(EnergyAsia, April 17 2012, Tuesday) — Australia’s Origin Energy Limited said it has agreed to develop low-carbon, cost efficient trigeneration precincts to supply cleaner energy to central Sydney, the country’s largest city.
Origin said its wholly owned subsidiary, Cogent Energy, will invest A$100 million over a 10-year period to build trigeneration precincts in four zones across central Sydney. (US$1=A$0.96).
Trigeneration involves using natural gas-powered engines to generate on-site electricity. It is a highly efficient process, as the waste heat from the engine is captured and re-used to provide heating, or for conversion to chilled water for cooling through an absorption chiller. Using gas as the fuel source offers the potential for a significant reduction in carbon emissions.
Jim Galvin, Origin’s general manager for retail markets, said:
“Origin is committed to meeting customers’ energy needs today, and investing in the energy solutions for tomorrow. This means finding and developing new energy solutions which can provide Australians with a cleaner, reliable and affordable supply of energy.
“Working in partnership with large organisations like the City of Sydney, Origin is actively installing smarter technology including trigeneration systems, which use energy more efficiently, reduce carbon emissions and also deliver economic benefits to customers.
“As a leader in the installation of trigeneration in Australia, Origin is already demonstrating these savings with customers. In 2011, Origin worked with Investa Property Group to develop Australia’s first open commercial trigeneration precinct in Sydney. Origin is also building a groundbreaking trigeneration precinct in Melbourne.”
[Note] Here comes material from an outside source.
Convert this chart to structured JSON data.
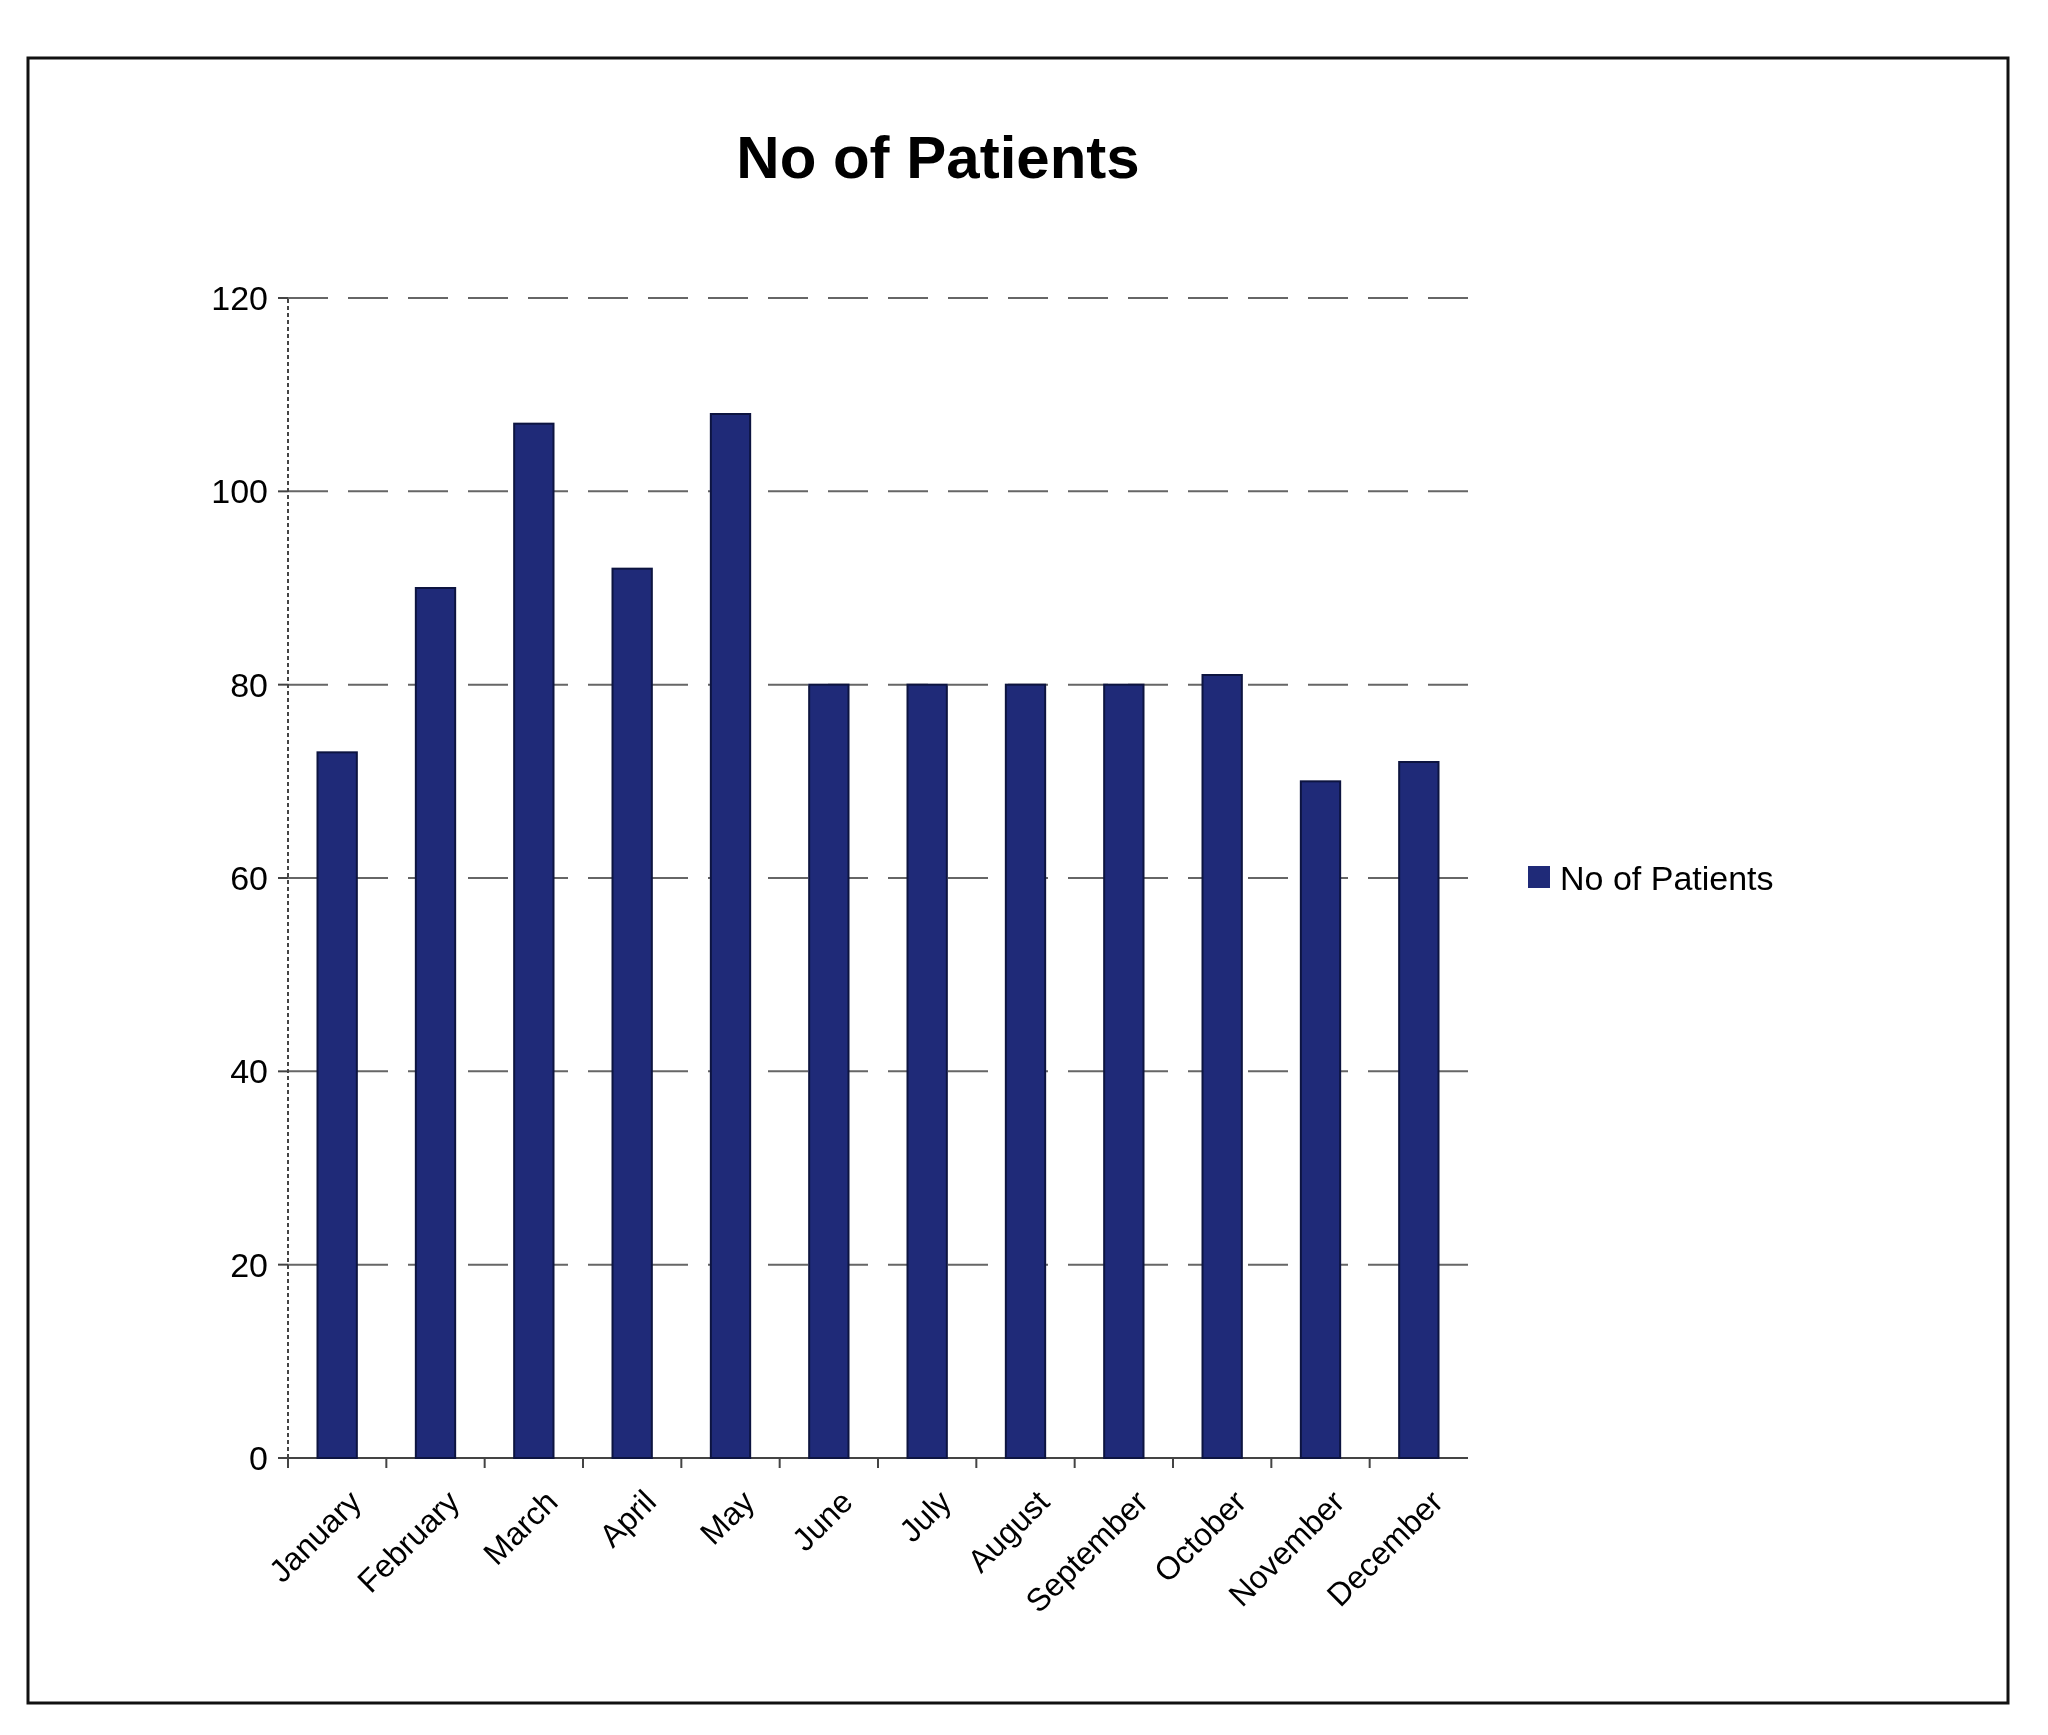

Trigeneration is a compelling, alternative energy solution that helps lower carbon emissions and network demand, while increasing energy efficiency and power security and reducing costs for large energy users, for example commercial buildings.
Trigeneration solutions offers owners of commercial buildings the opportunity to attain high standards of energy efficiency. Commercial buildings account for approximately 10% of Australia’s greenhouse gas emissions, according to Climateworks’ Low Carbon Growth Plan for Australia. The success of this initiative and the proliferation of similar initiatives in Australia’s central business districts could help drive material reductions in greenhouse gas emissions.
Precincts and customers for the first stage of the trigeneration project are currently being negotiated, including the city’s own sites. It is expected that the plants will be constructed from 2013, as customers are identified and secured. Origin will be responsible for the ongoing operation and maintenance of the plants.